ホセ・シニアにとって、その期間は耐え難いものであった。息子に連絡しても返事はなく、電話もメッセージも残したが反応はゼロ。
「本当に辛かった。だって、彼は俺から離れたがっていたから……。とても悲しかった」と彼(ホセ・シニア)は『ザ・リング・マガジン』に語った。「電話をかけても、スマホを確認しても、何も返ってこない。メッセージを送っても返事はなし。打ちのめされたよ。胸が張り裂けるようだった。ついには諦めた。『やれるだけやった。俺にできるのはそこまでだ。遠くから応援しよう』と思ったんだ」
一方、ベナビデスは、3歳でボクシングを始めた時から常に厳しく接してきた父の存在に疲れを感じていた。
マイアミのジムを転々とした後、
オレクサンドル・ゴズディク戦の準備をする時期が訪れた。それは、彼が新しいトレーナーと新しいチームを必要としていることを意味していた。
やがてベナビデスは、ある“当たり前の結論”にたどり着いた。
「父なしでこの道を進み続けるのは、どうしても気持ちが落ち着かなかった」と彼は語った。「その時気づいたんだ。父を置いてボクシングを続けるくらいなら、ボクシングを辞めたほうがいいって」
そのタイミングで、ホセがスマホを確認すると、息子からの通知が届いていた。

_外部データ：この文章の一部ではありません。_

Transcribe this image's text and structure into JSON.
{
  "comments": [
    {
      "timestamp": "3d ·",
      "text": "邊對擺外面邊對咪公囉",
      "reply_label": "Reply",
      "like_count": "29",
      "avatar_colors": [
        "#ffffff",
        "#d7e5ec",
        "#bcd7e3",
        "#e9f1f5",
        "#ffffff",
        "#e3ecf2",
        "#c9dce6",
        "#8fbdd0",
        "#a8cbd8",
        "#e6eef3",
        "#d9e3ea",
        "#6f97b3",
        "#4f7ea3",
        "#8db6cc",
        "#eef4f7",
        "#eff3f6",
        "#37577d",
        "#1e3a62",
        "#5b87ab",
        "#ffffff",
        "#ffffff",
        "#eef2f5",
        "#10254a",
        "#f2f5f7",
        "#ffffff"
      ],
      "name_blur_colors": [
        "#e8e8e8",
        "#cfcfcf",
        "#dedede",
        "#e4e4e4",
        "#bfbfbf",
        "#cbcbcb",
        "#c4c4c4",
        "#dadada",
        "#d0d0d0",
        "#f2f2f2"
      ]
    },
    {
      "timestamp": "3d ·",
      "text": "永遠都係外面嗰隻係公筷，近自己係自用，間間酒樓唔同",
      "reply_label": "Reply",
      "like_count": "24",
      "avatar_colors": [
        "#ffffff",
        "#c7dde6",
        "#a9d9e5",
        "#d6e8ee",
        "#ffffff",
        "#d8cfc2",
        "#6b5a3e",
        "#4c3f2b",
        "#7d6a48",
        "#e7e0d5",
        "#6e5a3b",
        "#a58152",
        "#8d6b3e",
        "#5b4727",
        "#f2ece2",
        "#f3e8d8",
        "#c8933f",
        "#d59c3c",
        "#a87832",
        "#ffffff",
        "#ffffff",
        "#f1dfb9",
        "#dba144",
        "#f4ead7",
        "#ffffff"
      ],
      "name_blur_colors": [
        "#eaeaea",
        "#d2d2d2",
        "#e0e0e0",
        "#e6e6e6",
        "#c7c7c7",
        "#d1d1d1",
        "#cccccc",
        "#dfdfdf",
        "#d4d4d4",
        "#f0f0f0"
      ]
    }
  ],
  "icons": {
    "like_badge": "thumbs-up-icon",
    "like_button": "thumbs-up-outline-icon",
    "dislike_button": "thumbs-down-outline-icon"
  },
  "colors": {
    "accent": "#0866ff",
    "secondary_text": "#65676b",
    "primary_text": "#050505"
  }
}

二人は話し合い、考えを一致させることができた。
「小さい頃から、俺は彼らに本当に厳しかった」とホセは語る。彼のもう一人の息子でありボクサーでもあるホセ・ジュニアについても同様だという。「本当に強い男に育てたかったが、そのせいで関係が少し壊れた部分もあった。彼らはもう大人なのに、親としてつい、いつまでも子どものように扱ってしまうんだ。だから俺も多くのことを変えないといけなかった。少し引いて、彼らを“男”として見なければならなかった。
その変化を重ねたことで、今まで以上に強い絆で結ばれるようになったんだ」
最後のゴングが鳴るまで
ボクシングはしばしば“もっとも孤独なスポーツ”と呼ばれる。
だが、ベナビデス、ヘイニー、メイソンにとっては、父の存在がその孤独を和らげてくれる。
「父(ヴァリアント)は、俺のコーナーで最も重要な存在だ」とメイソンは言った。「リングの中でも外でも、いつもアドバイスをくれるし、物事に対して違う視点を与えてくれる。トレーニングでも、精神面でも、いつも俺をより良くしようと押し上げてくれる。心から感謝している」
ヘイニーにとっても同じである。
「俺の父は、この旅の一歩一歩をずっと一緒に歩んでくれた」と彼は言う。「良い時も悪い時も、父はいつもそこにいてくれた」
ヘイニーは、父ビルがコーナーにいてくれることは、大きな強みだと考えている。その関係性の深さとダイナミクスゆえに。
「物事が厳しくなった時、あるいは何かを聞かなければならない時、父ほど耳を傾けるべき相手が他にいるだろうか?」と彼は続ける。「多くの息子は、必要な時には父を求めるものだ。じゃあ、命懸けで戦うリングの上で、聞こえる声が父の声である時ほど頼もしい瞬間があるだろうか?」
ベナビデスにとって、これまでの実績はさらに特別な意味を持つ。土曜日の試合は、彼らが共に始め、そして共に終える旅の中で、また一つの大きな成果となるかもしれない。
「俺たちはまだ終わっていない」と彼は言う。「まだ長い道のりが残っている。俺は20歳でスーパーミドル級史上最年少王者になった。家には6本のベルトがあるが、まだあと6本、7本取ることだってできる。統一王者にもなりたいし、クルーザー級にも上がりたい。達成すべきことはまだ山ほどある。仕事はまだ終わっていない。